Improving CellProfiler Speed




I have been running a CellProfiler3.0 pipeline locally on my laptop for some time. For a typical 96-well plate (4 fields, 3 channels), it takes around 3-5 hours to run. We recently upgraded to 384-well plates in hopes of starting screening, and it’s taking well over 20 hours/plate. The program always indicates that it is running 4 workers, and I have done as much as I can to shorten the processing time (hiding all windows on run, reducing measurements collected, etc). I am wondering what would be the best way to improve processing time. We are open to getting a new desktop if necessary, or running on the cloud if that is feasible (my understanding of cloud computing is minimal). Thank you very much!

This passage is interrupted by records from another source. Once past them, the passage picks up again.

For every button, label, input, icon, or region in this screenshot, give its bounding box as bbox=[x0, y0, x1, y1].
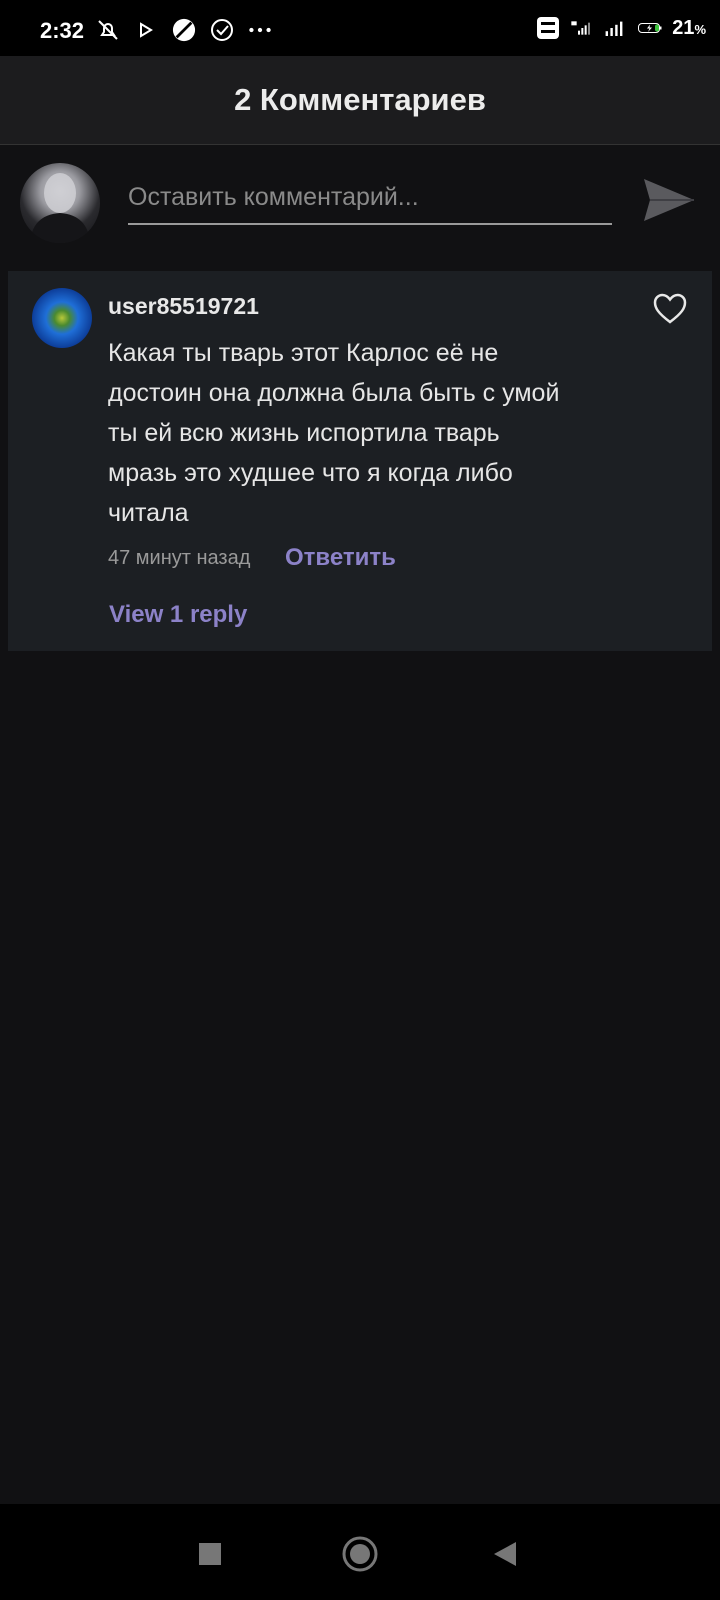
signal-icon bbox=[604, 16, 628, 40]
comment-timestamp: 47 минут назад bbox=[108, 547, 251, 569]
battery-charging-icon bbox=[638, 16, 662, 40]
comment-item: user85519721 Какая ты тварь этот Карлос … bbox=[8, 271, 712, 651]
comments-header: 2 Комментариев bbox=[0, 56, 720, 145]
bell-off-icon bbox=[96, 18, 120, 42]
back-triangle-icon bbox=[494, 1542, 516, 1566]
status-bar: 2:32 21% bbox=[0, 0, 720, 56]
comment-username[interactable]: user85519721 bbox=[108, 293, 259, 320]
send-icon bbox=[644, 179, 694, 221]
comment-composer bbox=[0, 145, 720, 269]
square-icon bbox=[199, 1543, 221, 1565]
back-button[interactable] bbox=[485, 1534, 525, 1574]
comment-text-line: ты ей всю жизнь испортила тварь bbox=[108, 419, 500, 447]
play-icon bbox=[134, 18, 158, 42]
comment-text-line: достоин она должна была быть с умой bbox=[108, 379, 560, 407]
heart-icon bbox=[653, 293, 687, 324]
volte-icon bbox=[536, 16, 560, 40]
like-button[interactable] bbox=[652, 291, 688, 327]
avatar bbox=[20, 163, 100, 243]
comment-text: Какая ты тварь этот Карлос её не достоин… bbox=[108, 333, 608, 533]
signal-4g-icon bbox=[570, 16, 594, 40]
comment-text-line: читала bbox=[108, 499, 189, 527]
comment-text-line: Какая ты тварь этот Карлос её не bbox=[108, 339, 499, 367]
recents-button[interactable] bbox=[190, 1534, 230, 1574]
status-icons-left bbox=[96, 18, 272, 42]
avatar[interactable] bbox=[32, 288, 92, 348]
comment-text-line: мразь это худшее что я когда либо bbox=[108, 459, 513, 487]
view-replies-link[interactable]: View 1 reply bbox=[109, 601, 247, 629]
more-dots-icon bbox=[248, 18, 272, 42]
home-circle-icon bbox=[342, 1536, 378, 1572]
page-title: 2 Комментариев bbox=[234, 82, 486, 117]
reply-button[interactable]: Ответить bbox=[285, 544, 396, 572]
circle-slash-icon bbox=[172, 18, 196, 42]
home-button[interactable] bbox=[340, 1534, 380, 1574]
system-nav-bar bbox=[0, 1504, 720, 1600]
send-button[interactable] bbox=[640, 171, 698, 229]
status-time: 2:32 bbox=[40, 18, 85, 43]
battery-percent: 21% bbox=[672, 16, 706, 39]
status-icons-right: 21% bbox=[536, 16, 706, 40]
check-circle-icon bbox=[210, 18, 234, 42]
comment-input[interactable] bbox=[128, 171, 612, 225]
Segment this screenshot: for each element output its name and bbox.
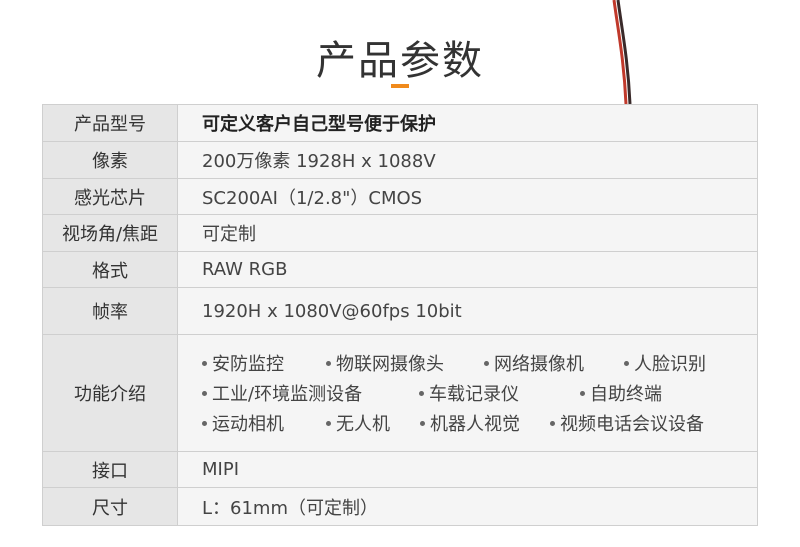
- title-accent-bar: [391, 84, 409, 88]
- bullet-icon: [550, 420, 555, 426]
- bullet-icon: [624, 360, 629, 366]
- bullet-icon: [326, 360, 331, 366]
- feature-item: 机器人视觉: [420, 410, 550, 436]
- feature-item: 无人机: [326, 410, 420, 436]
- row-label: 功能介绍: [42, 334, 178, 452]
- feature-item: 人脸识别: [624, 350, 706, 376]
- spec-row-sensor: 感光芯片 SC200AI（1/2.8"）CMOS: [42, 178, 758, 215]
- features-line: 安防监控 物联网摄像头 网络摄像机 人脸识别: [202, 348, 757, 378]
- spec-row-format: 格式 RAW RGB: [42, 251, 758, 288]
- feature-label: 安防监控: [212, 354, 284, 375]
- feature-item: 安防监控: [202, 350, 326, 376]
- row-label: 像素: [42, 141, 178, 179]
- features-line: 工业/环境监测设备 车载记录仪 自助终端: [202, 378, 757, 408]
- feature-label: 无人机: [336, 414, 390, 435]
- row-label: 感光芯片: [42, 178, 178, 215]
- row-label: 产品型号: [42, 104, 178, 142]
- row-label: 视场角/焦距: [42, 214, 178, 252]
- spec-table: 产品型号 可定义客户自己型号便于保护 像素 200万像素 1928H x 108…: [42, 104, 758, 526]
- row-value: 1920H x 1080V@60fps 10bit: [177, 287, 758, 335]
- feature-item: 网络摄像机: [484, 350, 624, 376]
- row-value: MIPI: [177, 451, 758, 488]
- spec-row-size: 尺寸 L：61mm（可定制）: [42, 487, 758, 526]
- bullet-icon: [202, 390, 207, 396]
- features-list: 安防监控 物联网摄像头 网络摄像机 人脸识别 工业/环境监测设备 车载记录仪 自…: [177, 334, 758, 452]
- row-label: 接口: [42, 451, 178, 488]
- cable-image: [612, 0, 632, 105]
- feature-label: 物联网摄像头: [336, 354, 444, 375]
- feature-label: 网络摄像机: [494, 354, 584, 375]
- feature-label: 自助终端: [590, 384, 662, 405]
- feature-label: 工业/环境监测设备: [212, 384, 363, 405]
- bullet-icon: [580, 390, 585, 396]
- page-title: 产品参数: [316, 38, 484, 84]
- feature-label: 人脸识别: [634, 354, 706, 375]
- spec-row-pixels: 像素 200万像素 1928H x 1088V: [42, 141, 758, 179]
- spec-row-fov: 视场角/焦距 可定制: [42, 214, 758, 252]
- row-value: 可定制: [177, 214, 758, 252]
- feature-label: 运动相机: [212, 414, 284, 435]
- bullet-icon: [420, 420, 425, 426]
- features-line: 运动相机 无人机 机器人视觉 视频电话会议设备: [202, 408, 757, 438]
- bullet-icon: [202, 360, 207, 366]
- row-value: L：61mm（可定制）: [177, 487, 758, 526]
- row-label: 帧率: [42, 287, 178, 335]
- feature-item: 车载记录仪: [419, 380, 580, 406]
- feature-label: 机器人视觉: [430, 414, 520, 435]
- row-value: RAW RGB: [177, 251, 758, 288]
- bullet-icon: [326, 420, 331, 426]
- spec-row-interface: 接口 MIPI: [42, 451, 758, 488]
- spec-row-features: 功能介绍 安防监控 物联网摄像头 网络摄像机 人脸识别 工业/环境监测设备 车载…: [42, 334, 758, 452]
- row-label: 尺寸: [42, 487, 178, 526]
- feature-item: 自助终端: [580, 380, 662, 406]
- spec-row-model: 产品型号 可定义客户自己型号便于保护: [42, 104, 758, 142]
- spec-row-framerate: 帧率 1920H x 1080V@60fps 10bit: [42, 287, 758, 335]
- feature-label: 车载记录仪: [429, 384, 519, 405]
- bullet-icon: [202, 420, 207, 426]
- bullet-icon: [484, 360, 489, 366]
- feature-item: 工业/环境监测设备: [202, 380, 419, 406]
- feature-item: 物联网摄像头: [326, 350, 484, 376]
- bullet-icon: [419, 390, 424, 396]
- row-value: 200万像素 1928H x 1088V: [177, 141, 758, 179]
- feature-item: 运动相机: [202, 410, 326, 436]
- row-value: SC200AI（1/2.8"）CMOS: [177, 178, 758, 215]
- feature-label: 视频电话会议设备: [560, 414, 704, 435]
- row-label: 格式: [42, 251, 178, 288]
- feature-item: 视频电话会议设备: [550, 410, 704, 436]
- row-value: 可定义客户自己型号便于保护: [177, 104, 758, 142]
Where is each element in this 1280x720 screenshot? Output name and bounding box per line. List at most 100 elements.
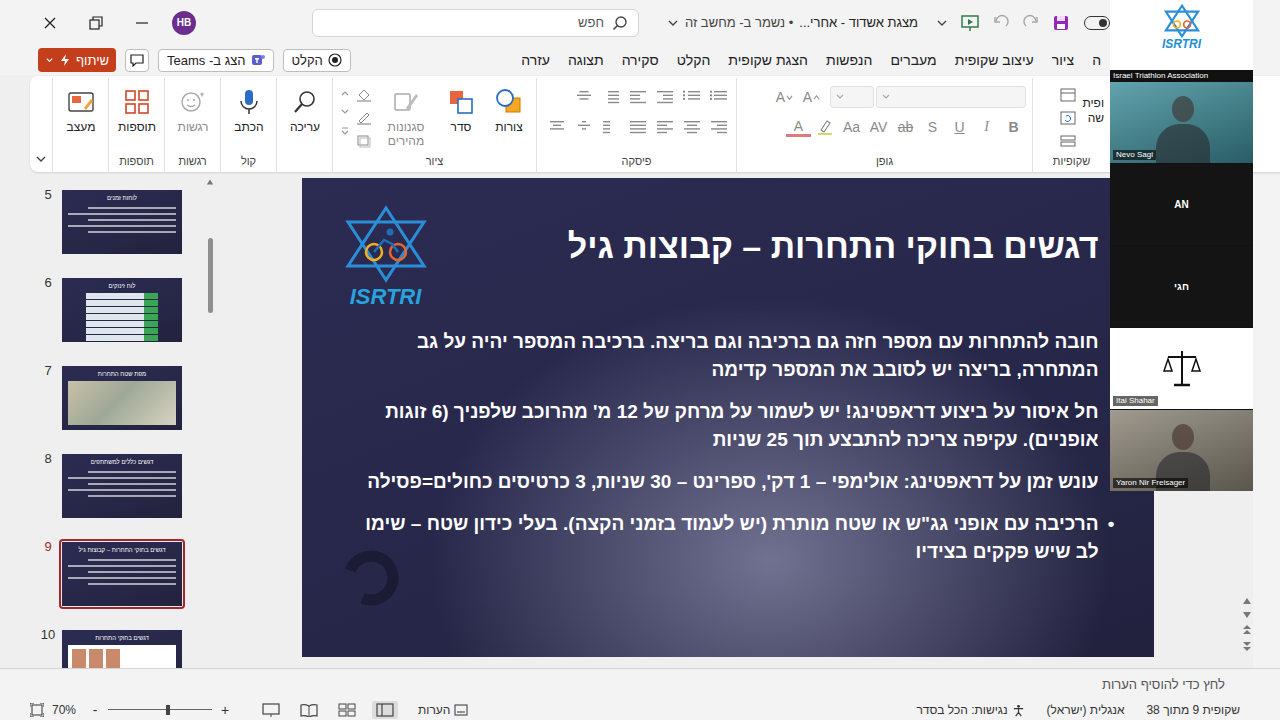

Without knowing really anything about your setup or pipeline I can’t really give good advice other than

  • Make sure you’re using ExportToDatabase (in SQLite mode is a good place to start) not ExportToSpreadsheet
  • Give CellProfiler a temp directory with lots of file space.

A dedicated image processing machine with plenty of RAM and disk space isn’t a bad idea if you’re planning to do screening; if you want to try running in the cloud there are ways to do that but whether it’s better to do that vs buy a new machine depends on a lot of factors (your comfort with executing things from the terminal, whether you’d rather spend a lot of money up-front vs smaller amounts over time, exactly how much data you want to run and how complex your pipeline is).


I can attach my pipeline if that could help identify the best solution. I am completely unfamiliar with running programs in the cloud, but if it is simple to learn, I am open to it.


@bcimini Why is exporting to a database faster than exporting to a CSV-file? I did some preliminary testing with a small image set (only 6 images), and the pipeline took 4 min 10 sec with ExportToSpreadsheet, and 5 min 30 sec with ExportToDatabase (SQLite). I realize that with such a small sample set, there might some overhead that confounds the results, and I will try with a larger samples as soon as I have figured out how to see the total run time after completion of the pipeline, so that I don’t have to wait around to time the results. But it would be interesting to hear your experience and the reason why database export would be faster.


For large sets it is faster because the measurements are written to the database as-you-go, not held in a temporary file where they then have to be written out at the end. That’s my understanding anyway.